City councilors cry, "We get no respect"
By Thomas M. Keane Jr.

This article was first published in the Boston Herald, July 14, 2000.
The original story is posted at http://www.bostonherald.com/news/columnists/tom07142000.htm.

City councilors want respect and don't get it. The media make fun of them, voters mock them and the mayor's office laughs behind their backs.

It grates. And like Rodney Dangerfield, sometimes councilors' search for esteem assumes comic proportions.

Tickets and jobs. These are the trinkets that too often define how councilors measure their own worth.

Take this year's big summer event, the arrival of the Tall Ships in Boston Harbor.

The mayor's office handed out to each councilor 25 plum seats for viewing Tuesday's Parade of Sail, so that the councilors in turn could give them to their . . . ahem . . . constituents. Dusty Rhodes, organizer of Sail Boston, gave each councilor another two tickets to board the USS John F. Kennedy, the Navy aircraft carrier also in port for the celebration.

That makes 27 happy constituents per councilor.

The definition of constituents, by the way, is ``very good friends.''

Quick rule of thumb: To a politician, a $100 donation makes you a ``friend.'' Five hundred dollars and you're a ``good friend.''

Five hundred dollars and get a spouse to kick in as well and you become a ``very good friend.''

The councilors got so excited about the whole ticket thing they decided to take Tuesday off. They told their central staff to take the day off as well. Then, in a munificent fit, they urged the mayor to give all non-essential city employees the day off so they too could watch the ships sail by.

Mayor Thomas Menino, demonstrating once again that he has more political sense in his head than the 13 councilors combined, declined the offer to grant a vacation day. Nevertheless, the councilors declared the day a holiday, thereby apparently announcing to the world that they, at least, deemed themselves to be non-essential itself only a confirmation of a belief that many on the mayor's staff have held for a long time).

So while the rest of Boston craned its collective heads trying to see over the hats and hairdos of the spectators in front of them, the councilors and their ``very good friends'' could watch the whole resplendent show in all of its unobstructed glory.

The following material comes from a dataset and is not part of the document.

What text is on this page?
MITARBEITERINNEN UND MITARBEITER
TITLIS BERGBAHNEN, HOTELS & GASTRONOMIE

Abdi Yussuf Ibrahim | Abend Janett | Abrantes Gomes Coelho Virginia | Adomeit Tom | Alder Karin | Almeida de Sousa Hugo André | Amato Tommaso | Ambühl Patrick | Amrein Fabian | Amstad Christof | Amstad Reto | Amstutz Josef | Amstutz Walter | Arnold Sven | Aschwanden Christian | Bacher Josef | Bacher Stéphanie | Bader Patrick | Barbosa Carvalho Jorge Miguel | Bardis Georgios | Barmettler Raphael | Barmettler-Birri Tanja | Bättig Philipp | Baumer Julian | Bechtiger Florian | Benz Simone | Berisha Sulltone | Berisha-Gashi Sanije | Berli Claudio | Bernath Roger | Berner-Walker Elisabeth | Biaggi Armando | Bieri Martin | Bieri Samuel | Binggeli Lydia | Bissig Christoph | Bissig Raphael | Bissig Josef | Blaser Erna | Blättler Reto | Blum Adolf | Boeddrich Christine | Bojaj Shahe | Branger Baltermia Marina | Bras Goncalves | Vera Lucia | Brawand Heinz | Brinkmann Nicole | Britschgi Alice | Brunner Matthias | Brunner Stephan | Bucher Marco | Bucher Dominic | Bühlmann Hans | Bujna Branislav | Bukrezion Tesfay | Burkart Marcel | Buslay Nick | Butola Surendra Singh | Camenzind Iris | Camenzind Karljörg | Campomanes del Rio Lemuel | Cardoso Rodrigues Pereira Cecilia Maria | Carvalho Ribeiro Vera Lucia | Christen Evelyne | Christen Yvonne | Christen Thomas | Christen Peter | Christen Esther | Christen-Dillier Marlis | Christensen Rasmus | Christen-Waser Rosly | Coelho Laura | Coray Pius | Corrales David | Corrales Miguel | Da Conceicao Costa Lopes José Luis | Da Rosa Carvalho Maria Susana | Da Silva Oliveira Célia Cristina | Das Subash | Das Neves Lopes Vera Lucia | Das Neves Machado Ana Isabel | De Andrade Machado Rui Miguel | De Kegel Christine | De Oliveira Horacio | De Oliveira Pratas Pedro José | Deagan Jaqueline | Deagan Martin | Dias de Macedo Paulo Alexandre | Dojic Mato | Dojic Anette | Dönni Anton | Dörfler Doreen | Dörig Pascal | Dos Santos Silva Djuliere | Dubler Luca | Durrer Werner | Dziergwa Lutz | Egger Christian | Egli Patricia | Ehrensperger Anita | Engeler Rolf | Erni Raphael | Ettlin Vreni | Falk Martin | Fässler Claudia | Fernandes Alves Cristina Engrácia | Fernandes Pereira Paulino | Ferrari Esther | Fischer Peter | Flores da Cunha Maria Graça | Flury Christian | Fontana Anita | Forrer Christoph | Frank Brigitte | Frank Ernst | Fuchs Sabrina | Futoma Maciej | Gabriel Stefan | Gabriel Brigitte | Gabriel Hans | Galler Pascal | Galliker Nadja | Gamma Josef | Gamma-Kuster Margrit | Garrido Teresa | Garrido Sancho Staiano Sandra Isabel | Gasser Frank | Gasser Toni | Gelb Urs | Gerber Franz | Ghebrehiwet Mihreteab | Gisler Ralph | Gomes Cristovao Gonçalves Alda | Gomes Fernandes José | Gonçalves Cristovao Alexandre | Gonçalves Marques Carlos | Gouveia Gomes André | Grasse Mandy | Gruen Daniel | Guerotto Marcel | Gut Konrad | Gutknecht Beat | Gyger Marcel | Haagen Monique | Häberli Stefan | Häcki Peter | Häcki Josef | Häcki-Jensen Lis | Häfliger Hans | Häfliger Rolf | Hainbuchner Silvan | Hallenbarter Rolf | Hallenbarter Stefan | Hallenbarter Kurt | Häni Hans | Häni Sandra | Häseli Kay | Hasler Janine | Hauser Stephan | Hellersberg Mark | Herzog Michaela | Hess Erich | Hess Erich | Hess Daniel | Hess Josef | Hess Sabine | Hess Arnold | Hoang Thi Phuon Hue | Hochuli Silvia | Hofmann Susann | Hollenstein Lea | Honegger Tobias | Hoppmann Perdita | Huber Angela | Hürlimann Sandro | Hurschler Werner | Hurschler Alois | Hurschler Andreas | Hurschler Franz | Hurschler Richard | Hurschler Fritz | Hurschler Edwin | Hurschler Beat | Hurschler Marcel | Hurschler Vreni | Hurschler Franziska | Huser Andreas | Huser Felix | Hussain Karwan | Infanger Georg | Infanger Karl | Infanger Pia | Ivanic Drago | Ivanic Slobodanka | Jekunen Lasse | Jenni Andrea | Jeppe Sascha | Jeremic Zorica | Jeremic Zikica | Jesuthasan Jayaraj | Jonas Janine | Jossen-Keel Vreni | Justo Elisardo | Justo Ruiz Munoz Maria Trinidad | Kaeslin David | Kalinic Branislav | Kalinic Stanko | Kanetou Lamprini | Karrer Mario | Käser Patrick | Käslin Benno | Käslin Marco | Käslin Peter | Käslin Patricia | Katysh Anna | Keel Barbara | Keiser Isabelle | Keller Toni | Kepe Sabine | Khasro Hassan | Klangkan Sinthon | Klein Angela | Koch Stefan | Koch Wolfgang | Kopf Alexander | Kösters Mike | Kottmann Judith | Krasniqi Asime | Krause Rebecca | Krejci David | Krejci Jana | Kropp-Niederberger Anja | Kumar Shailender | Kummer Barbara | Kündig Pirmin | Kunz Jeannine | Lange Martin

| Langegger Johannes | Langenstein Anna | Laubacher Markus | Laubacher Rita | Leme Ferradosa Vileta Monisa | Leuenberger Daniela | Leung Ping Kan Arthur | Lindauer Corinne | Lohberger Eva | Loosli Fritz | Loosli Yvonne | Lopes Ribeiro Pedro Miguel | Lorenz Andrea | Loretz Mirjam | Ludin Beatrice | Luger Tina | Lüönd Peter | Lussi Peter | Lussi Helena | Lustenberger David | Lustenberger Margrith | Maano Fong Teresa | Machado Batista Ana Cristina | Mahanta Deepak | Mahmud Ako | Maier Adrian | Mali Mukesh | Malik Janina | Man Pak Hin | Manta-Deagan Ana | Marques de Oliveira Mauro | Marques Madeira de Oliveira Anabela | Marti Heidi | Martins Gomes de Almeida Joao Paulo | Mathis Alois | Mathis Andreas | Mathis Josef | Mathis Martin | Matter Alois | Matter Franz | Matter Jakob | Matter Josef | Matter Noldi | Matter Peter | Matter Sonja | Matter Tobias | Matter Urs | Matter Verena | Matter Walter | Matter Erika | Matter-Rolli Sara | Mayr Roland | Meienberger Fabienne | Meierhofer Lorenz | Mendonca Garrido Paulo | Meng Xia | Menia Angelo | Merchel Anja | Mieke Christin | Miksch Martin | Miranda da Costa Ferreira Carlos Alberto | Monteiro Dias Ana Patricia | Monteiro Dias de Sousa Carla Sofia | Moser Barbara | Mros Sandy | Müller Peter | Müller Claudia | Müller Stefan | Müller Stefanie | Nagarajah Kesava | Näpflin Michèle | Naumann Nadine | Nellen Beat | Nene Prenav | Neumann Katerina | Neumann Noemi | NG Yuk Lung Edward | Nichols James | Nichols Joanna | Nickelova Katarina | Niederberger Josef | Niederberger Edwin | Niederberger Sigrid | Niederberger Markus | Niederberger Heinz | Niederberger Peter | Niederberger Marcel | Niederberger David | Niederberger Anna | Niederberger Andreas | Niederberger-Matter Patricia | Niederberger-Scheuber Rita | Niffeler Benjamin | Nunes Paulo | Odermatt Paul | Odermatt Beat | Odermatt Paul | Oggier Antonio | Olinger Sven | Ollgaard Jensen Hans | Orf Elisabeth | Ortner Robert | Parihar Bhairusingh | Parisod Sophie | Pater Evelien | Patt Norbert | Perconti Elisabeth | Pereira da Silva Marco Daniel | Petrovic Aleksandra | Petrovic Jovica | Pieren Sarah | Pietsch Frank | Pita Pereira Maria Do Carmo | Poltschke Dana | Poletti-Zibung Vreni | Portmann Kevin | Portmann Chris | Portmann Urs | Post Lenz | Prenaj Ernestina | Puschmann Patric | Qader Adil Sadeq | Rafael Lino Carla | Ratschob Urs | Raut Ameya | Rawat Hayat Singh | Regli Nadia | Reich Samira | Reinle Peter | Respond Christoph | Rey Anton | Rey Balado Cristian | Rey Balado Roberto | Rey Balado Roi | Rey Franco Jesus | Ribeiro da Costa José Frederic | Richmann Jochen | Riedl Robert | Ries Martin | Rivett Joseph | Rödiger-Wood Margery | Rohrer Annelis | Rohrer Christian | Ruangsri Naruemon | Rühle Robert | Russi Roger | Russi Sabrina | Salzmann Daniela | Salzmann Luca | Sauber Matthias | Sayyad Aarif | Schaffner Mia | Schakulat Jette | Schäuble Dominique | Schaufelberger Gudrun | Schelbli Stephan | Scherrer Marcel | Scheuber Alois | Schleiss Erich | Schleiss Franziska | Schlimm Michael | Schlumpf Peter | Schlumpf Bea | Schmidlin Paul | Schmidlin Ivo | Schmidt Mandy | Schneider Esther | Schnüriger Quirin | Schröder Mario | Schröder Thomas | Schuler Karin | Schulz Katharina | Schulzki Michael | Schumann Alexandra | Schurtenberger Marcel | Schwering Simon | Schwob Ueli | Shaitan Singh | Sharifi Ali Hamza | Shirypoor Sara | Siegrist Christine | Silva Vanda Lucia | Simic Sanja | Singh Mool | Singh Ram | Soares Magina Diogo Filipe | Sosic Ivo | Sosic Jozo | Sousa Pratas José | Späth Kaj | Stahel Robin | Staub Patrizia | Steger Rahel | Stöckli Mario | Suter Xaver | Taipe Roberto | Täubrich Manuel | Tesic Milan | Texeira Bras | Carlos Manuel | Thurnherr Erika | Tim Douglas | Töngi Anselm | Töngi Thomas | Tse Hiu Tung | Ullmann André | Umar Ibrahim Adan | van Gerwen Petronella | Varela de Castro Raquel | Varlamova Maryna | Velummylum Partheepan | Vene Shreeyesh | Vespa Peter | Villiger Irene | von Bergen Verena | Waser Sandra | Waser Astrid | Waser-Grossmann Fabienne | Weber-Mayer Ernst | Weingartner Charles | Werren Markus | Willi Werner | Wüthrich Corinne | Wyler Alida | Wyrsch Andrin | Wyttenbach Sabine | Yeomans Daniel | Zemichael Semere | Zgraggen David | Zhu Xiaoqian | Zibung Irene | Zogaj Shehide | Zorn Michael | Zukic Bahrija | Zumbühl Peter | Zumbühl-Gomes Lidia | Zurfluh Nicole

To some councilors, that's respect.

Respect like this comes in many forms. Every summer, the administration makes available a certain number of summer jobs to each councilor. As soon as the budget passes the council, administration staffers trot into councilors' offices to let them know how many summer jobs they're allowed. Councilors average six jobs each, although ``bad'' councilors (those who in some manner did not cooperate in getting the budget passed) get fewer. ``Good'' councilors get more.

The jobs are hotly desired. Handed out to the children of councilors' ``very good friends,'' they prove councilors can deliver.

In a similar fashion, the mayor's office allocates councilors a certain number of police cadet jobs each year. Some councilors get no cadet jobs; others get three or four.

A lot of Boston kids dream of becoming a cop, and because cadets eventually become police officers, cadet jobs are truly the most prized. Doling out a job like this is real proof a councilor has clout.

That's why it's important to be a ``good'' councilor.

All of these are, as one councilor admits, little more than ``scraps off the table that keep the council well fed.'' But to those starving for respect, even scraps taste delicious.

There are some councilors who like to indulge in the fiction that these scraps mean nothing. But in truth tickets and jobs have a pernicious effect on the council. When councilors allow the measure of their power to be their ability to deliver favors like these, then it's an easy step for the mayor's office to demand fealty in exchange for making those favors available.

And that is exactly what it does.

There's a bright side to this, however. It's not as bad as it once was.

Years ago the entire City Council would show up for opening day at Fenway Park, watching the game from box seats, compliments of the Red Sox.

Today they stand in line like the rest of us.

Indeed, when the press last year got wind of an offer by the Sox to let councilors buy - buy, mind you - All-Star Game tickets, a small firestorm ensued. The Sox withdrew the offer and embarrassed councilors said they weren't planning on going anyway.

Even with the Tall Ships, some councilors (perhaps because of bad press) were reluctant to take the bounty they were offered. And despite having proclaimed Tuesday a vacation day, a number of councilors thought better of it and went to City Hall instead, making their weekly appearances at the Zoning Board of Appeal instead of enjoying waterside views of the Tall Ships.

One can imagine Rodney Dangerfield as a city councilor: ``I get no respect. Yesterday someone called and asked me for good seats to Christina Aguilera.''

City councilors aren't glorified ticket or employment agencies. They're legislators. Respect for the body, and respect for the position, will come when councilors finally figure this out.